Why Plea-Bargaining Powers Won't Help the FSA to Nail the HBOS Masterminds
Prosser, David, The Independent (London, England)
Any victims of the great HBOS short-selling sting who were expecting justice to be swiftly dispensed must be growing more disappointed by the day. It is now 10 days since the Financial Services Authority promised to hunt down the criminals who targeted the bank, yet dawn raids on the Mayfair haunts of the short-sellers widely thought to be the chief suspects have been conspicuous by their absence.
The Government's response to this failure should have been predictable for anyone familiar with the Home Office's thoughts on detention without trial. The answer, of course, in cases where the dock remains empty, is to offer investigators ever greater powers. So it was that Alistair Darling yesterday floated the idea of giving the FSA the option of offering plea-bargaining deals.
There's no doubt the FSA itself would like to be able to offer plea bargains. Last year, it said around a quarter of all takeover announcements were preceded by suspicious movements in the share prices of the companies involved - and that, in at least some of these cases, individuals were clearly breaching insider trading laws. Yet the regulator has never successfully brought an insider- dealing case to court. One reason for this failure, the FSA says, is that it has no carrots to dangle in front of low-level miscreants tempted to fess up.
The theory is beguilingly simple. If you can find a whistleblower low down in the chain of wrongdoing, persuading them to dish the dirt on links higher up should be easier if you can promise them immunity from prosecution or lesser charges.
In practice, however, the regulator must find a whistleblower in the first place, either by confronting them with proof of their wrongdoing, or by relying on them to tip you off out of the blue.
Instances of the latter are bound to occur from time to time, but anyone manning the phones at the FSA's version of Crimestoppers probably wants to have a decent book to hand. The former route to identifying whistleblowers is potentially more fruitful, but it depends on the kind of detective work at which City regulators do not so far appear to have excelled.
There are some reasons to be optimistic. The launch of a financial crime division within the FSA last year was an important step forward. The regulator also has increasingly sophisticated computer technology that can help it identify suspicious-looking trading patterns.
However, while the suggestion that the FSA might get plea- bargaining powers has lead to obvious comparisons with the SEC, the US regulator that uses these tactics as a matter of routine, the UK authority remains a very different type of watchdog. Most of the FSA's activities - and more than 90 per cent of its staff - are focused on supervision rather than enforcement. By contrast, around half the SEC's employees spend their time investigating and prosecuting criminal and civil cases.
This contrast may be no bad thing. While it is important to root out insider dealers and the kind of speculators that sent HBOS into a spin, policing the financial services sector, protecting its customers and above all preventing disasters such as the collapse of Northern Rock should be greater priorities.
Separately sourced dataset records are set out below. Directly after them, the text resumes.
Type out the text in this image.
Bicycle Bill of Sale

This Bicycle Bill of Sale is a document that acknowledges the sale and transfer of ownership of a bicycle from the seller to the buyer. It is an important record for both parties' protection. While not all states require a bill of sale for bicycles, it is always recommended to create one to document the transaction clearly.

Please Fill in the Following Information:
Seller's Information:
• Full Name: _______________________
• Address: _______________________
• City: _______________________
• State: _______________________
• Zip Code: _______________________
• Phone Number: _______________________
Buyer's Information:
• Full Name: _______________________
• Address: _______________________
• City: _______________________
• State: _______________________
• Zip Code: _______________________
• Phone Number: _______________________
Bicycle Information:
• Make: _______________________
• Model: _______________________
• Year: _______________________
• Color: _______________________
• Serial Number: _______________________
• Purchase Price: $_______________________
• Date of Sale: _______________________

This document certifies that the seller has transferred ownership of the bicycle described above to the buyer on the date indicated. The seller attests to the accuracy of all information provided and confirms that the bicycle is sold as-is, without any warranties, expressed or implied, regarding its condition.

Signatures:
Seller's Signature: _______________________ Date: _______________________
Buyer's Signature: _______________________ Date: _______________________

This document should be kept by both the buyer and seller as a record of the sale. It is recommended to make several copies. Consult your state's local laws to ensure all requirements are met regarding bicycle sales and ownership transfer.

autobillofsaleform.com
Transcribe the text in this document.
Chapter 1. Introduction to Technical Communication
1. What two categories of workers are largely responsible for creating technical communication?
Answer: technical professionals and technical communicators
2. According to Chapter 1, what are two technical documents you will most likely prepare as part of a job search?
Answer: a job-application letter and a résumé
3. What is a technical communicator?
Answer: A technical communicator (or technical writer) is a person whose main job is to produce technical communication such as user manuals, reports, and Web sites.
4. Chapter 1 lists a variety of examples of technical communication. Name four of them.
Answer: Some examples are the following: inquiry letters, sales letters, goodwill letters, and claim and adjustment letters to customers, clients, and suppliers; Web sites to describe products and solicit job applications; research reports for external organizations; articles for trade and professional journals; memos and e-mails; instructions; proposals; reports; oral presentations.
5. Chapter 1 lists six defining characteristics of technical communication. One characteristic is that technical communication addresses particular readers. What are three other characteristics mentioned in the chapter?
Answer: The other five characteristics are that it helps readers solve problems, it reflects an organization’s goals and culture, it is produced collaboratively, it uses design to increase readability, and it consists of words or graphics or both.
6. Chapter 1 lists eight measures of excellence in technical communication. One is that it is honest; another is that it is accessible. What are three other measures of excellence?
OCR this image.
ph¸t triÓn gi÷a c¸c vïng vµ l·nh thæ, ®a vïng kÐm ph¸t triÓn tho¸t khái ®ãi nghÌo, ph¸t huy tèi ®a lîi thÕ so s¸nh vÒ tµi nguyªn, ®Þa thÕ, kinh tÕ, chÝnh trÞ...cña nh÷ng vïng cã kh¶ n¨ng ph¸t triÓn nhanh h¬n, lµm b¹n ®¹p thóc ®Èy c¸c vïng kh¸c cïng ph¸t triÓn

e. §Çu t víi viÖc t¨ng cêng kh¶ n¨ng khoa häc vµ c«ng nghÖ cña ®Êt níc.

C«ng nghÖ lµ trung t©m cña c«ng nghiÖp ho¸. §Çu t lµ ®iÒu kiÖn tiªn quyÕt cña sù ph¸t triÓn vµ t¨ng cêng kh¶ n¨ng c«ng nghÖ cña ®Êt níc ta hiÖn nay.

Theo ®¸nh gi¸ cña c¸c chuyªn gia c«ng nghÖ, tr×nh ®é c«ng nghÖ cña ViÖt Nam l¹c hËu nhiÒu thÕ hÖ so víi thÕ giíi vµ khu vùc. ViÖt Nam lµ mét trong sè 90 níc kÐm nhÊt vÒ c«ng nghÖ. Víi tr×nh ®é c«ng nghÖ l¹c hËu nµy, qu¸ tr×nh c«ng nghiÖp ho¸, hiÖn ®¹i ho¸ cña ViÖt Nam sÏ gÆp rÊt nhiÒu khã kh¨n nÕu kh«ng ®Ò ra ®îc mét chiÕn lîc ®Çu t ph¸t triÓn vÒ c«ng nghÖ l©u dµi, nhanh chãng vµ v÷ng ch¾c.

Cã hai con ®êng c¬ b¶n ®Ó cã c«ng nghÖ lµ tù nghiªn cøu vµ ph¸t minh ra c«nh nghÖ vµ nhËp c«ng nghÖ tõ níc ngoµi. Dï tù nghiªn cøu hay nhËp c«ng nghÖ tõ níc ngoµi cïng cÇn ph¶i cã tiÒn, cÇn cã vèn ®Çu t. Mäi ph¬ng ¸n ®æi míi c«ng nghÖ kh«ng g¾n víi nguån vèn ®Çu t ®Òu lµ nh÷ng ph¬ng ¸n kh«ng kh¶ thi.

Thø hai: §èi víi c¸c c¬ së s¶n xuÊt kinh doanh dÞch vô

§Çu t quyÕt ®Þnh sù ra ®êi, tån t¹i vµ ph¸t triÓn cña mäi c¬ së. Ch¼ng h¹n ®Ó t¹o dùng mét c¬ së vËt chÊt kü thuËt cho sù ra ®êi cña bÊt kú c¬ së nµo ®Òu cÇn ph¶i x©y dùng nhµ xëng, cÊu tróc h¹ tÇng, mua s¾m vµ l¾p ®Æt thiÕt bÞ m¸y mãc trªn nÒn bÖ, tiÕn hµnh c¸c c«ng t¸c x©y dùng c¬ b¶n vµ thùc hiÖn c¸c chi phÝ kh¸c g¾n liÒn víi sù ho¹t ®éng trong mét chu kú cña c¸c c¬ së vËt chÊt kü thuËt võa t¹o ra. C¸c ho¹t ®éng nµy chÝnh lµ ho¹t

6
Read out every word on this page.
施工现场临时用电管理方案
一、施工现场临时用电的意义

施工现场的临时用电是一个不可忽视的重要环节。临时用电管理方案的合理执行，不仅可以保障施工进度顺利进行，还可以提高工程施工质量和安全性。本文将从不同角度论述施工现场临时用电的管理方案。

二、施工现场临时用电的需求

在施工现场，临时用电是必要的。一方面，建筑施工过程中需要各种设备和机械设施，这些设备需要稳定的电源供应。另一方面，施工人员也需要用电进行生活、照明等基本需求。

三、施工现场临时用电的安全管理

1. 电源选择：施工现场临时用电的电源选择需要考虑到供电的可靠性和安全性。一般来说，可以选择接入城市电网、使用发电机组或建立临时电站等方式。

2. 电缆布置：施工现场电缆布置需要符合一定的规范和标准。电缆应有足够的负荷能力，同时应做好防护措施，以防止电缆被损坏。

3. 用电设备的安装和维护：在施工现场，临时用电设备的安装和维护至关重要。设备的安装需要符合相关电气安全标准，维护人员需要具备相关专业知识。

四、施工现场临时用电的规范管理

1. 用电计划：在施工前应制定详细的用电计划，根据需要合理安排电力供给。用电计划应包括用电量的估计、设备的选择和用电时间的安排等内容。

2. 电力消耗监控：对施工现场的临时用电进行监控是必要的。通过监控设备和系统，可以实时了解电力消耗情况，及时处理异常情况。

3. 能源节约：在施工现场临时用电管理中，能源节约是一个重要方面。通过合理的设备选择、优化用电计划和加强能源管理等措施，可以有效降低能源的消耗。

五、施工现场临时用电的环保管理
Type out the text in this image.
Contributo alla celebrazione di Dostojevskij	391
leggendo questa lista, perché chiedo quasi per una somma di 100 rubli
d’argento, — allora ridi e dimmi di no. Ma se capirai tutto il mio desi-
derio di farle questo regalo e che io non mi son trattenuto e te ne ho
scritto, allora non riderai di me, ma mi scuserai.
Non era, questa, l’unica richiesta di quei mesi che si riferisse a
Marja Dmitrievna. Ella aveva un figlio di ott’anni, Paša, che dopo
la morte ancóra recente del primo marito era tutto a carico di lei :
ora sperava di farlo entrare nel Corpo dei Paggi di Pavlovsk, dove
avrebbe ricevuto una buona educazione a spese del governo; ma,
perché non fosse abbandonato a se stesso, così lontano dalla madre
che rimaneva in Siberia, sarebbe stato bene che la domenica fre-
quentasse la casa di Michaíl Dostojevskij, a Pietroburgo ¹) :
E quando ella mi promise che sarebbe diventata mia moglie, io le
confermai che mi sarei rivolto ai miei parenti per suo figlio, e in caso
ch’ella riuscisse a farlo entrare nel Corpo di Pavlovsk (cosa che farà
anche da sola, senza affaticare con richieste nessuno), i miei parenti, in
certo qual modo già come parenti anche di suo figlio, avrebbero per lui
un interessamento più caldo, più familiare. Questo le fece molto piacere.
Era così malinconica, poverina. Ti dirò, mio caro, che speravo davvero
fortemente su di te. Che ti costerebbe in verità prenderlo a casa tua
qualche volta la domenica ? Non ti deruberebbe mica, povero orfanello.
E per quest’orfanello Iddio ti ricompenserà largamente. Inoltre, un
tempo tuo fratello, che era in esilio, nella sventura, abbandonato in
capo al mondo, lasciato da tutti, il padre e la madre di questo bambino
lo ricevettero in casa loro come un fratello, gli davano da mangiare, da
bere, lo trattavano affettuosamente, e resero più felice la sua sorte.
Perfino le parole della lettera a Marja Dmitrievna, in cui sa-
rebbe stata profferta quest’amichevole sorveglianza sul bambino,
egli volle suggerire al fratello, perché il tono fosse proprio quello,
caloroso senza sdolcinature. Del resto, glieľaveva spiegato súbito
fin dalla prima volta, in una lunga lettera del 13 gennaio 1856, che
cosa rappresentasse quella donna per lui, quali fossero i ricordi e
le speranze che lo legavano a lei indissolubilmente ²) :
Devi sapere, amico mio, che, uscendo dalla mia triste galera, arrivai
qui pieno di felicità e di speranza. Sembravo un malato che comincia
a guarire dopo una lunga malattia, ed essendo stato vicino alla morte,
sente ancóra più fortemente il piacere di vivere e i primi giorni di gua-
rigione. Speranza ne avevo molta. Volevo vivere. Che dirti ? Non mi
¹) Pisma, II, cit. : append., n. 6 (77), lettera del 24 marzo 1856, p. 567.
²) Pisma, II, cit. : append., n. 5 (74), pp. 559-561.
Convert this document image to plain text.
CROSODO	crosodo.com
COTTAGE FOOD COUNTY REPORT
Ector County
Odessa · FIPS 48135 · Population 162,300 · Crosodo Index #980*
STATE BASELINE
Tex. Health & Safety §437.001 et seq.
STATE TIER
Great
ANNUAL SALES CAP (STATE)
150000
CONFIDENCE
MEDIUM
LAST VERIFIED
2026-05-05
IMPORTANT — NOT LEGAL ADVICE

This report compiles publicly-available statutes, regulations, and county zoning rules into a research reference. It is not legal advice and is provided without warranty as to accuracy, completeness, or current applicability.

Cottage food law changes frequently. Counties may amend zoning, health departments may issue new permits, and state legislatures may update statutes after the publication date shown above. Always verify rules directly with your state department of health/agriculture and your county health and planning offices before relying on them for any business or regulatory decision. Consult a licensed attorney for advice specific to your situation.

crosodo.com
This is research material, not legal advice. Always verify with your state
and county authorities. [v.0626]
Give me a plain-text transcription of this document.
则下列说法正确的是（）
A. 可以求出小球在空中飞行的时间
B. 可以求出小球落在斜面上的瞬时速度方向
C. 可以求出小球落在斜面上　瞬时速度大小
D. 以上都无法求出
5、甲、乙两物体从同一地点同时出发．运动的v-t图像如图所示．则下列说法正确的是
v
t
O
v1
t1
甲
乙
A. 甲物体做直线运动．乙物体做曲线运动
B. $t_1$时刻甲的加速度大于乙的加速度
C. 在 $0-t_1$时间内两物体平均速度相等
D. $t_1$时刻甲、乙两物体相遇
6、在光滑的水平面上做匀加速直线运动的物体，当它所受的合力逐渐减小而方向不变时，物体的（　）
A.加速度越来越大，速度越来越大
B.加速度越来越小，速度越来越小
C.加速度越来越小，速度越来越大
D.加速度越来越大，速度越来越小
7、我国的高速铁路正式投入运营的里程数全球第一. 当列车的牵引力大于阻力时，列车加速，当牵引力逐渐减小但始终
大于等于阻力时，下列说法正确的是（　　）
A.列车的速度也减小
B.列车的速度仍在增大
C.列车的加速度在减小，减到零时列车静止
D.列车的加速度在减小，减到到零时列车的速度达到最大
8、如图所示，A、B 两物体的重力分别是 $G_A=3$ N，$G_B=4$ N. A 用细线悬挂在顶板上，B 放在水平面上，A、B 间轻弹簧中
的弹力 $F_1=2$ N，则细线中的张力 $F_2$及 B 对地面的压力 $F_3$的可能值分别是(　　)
There's little evidence to suggest plea-bargaining on its own will transform the FSA's abilities to nail financial criminals. Similar powers awarded to agencies such as the Serious Fraud Office a couple of years ago have not yet resulted in a notable increase in their success rates.
The case of HBOS, in particular, is unlikely to be solved by the emergence of a whistleblower. It is almost certain to have involved a small handful of individuals operating in ways that left no paper trail - none of these traders have any incentive to come forward.